Fig 2. Expression of HBZ correlates with MyoF expression.

(A) Deletion of HBZ in ST1 and KK1 ATL cells reduces MYOF expression. The graph was generated from published microarray data (GEO accession number GSE94409 [56]) and shows the percent reduction in MYOF transcript levels seven days after inducing CRISPR/Cas9-mediated knockout of HBZ in the ATL cell lines, ST1 and KK1, using two different guide RNAs (sgHBZ #1 and #2) compared to the guide RNA control. Data were obtained using GEO2R with calculations based on averaged values from the three array features probing for different regions of the MyoF transcript; ** p<0.01, *** p<0.001. (B) Relative MYOF mRNA levels in HTLV-1-immortalized human T-cell clones recently established from peripheral blood lymphocytes (PBL).

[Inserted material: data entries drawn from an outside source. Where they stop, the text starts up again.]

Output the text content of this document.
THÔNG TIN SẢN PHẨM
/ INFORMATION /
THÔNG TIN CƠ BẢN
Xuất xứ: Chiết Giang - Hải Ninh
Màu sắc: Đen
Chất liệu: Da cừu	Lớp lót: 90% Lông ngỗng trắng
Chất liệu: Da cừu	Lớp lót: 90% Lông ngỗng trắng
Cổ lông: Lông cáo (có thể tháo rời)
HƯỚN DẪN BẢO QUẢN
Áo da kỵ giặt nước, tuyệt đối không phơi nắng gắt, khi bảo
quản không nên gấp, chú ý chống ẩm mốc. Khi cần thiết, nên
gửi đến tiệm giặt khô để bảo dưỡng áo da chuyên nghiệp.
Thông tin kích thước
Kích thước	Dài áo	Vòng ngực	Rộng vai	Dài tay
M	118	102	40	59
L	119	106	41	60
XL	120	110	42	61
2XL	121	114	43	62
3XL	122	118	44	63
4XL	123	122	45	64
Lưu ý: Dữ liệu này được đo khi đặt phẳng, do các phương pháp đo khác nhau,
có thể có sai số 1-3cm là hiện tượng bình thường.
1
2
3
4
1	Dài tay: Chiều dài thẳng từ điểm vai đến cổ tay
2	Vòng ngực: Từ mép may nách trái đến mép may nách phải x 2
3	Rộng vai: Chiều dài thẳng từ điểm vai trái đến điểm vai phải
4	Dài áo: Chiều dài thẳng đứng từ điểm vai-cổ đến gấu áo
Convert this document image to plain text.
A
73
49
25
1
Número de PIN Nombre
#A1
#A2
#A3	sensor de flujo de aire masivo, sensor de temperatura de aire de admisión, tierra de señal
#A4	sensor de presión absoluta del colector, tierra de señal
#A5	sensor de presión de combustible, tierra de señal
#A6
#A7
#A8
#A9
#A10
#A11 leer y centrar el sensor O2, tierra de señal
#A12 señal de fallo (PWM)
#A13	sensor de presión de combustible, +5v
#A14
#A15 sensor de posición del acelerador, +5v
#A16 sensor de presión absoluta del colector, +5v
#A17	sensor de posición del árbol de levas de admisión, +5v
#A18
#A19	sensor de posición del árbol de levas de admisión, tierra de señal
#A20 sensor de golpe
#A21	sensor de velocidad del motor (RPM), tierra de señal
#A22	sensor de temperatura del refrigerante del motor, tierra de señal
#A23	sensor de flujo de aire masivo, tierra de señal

The graph shows qRT-PCR results as follows: C3, value from one RNA extraction; ΔHBZ clones, values averaged from two extractions; all others, values averaged from three extractions. Values were normalized to those for the resting CD4⁺ T-cells (set to 1). Dark gray bars show clones derived from different PBL donors immortalized with HTLV-1-wt (CJ2, CJ4, C13, C15). Hatched bars show clones derived from different PBL donors immortalized with HTLV-1-ΔHBZ (C9-1 and C13-1). Black bars show clones immortalized with either HTLV-1-wt or HTLV-1-ΔHBZ derived from the same PBL donor (C2, C3, C6, C2-11 and C12). Light gray bars show a subset of cells also analyzed in Fig 1C for comparison. (C) Relative tax and hbz mRNA levels in HTLV-1-immortalized human T-cell clones recently established from PBL. The graph shows qRT-PCR results averaged from the same set of RNA specimens analyzed in (B) in which values were normalized to those for the SLB-1 T-cells (set to 1).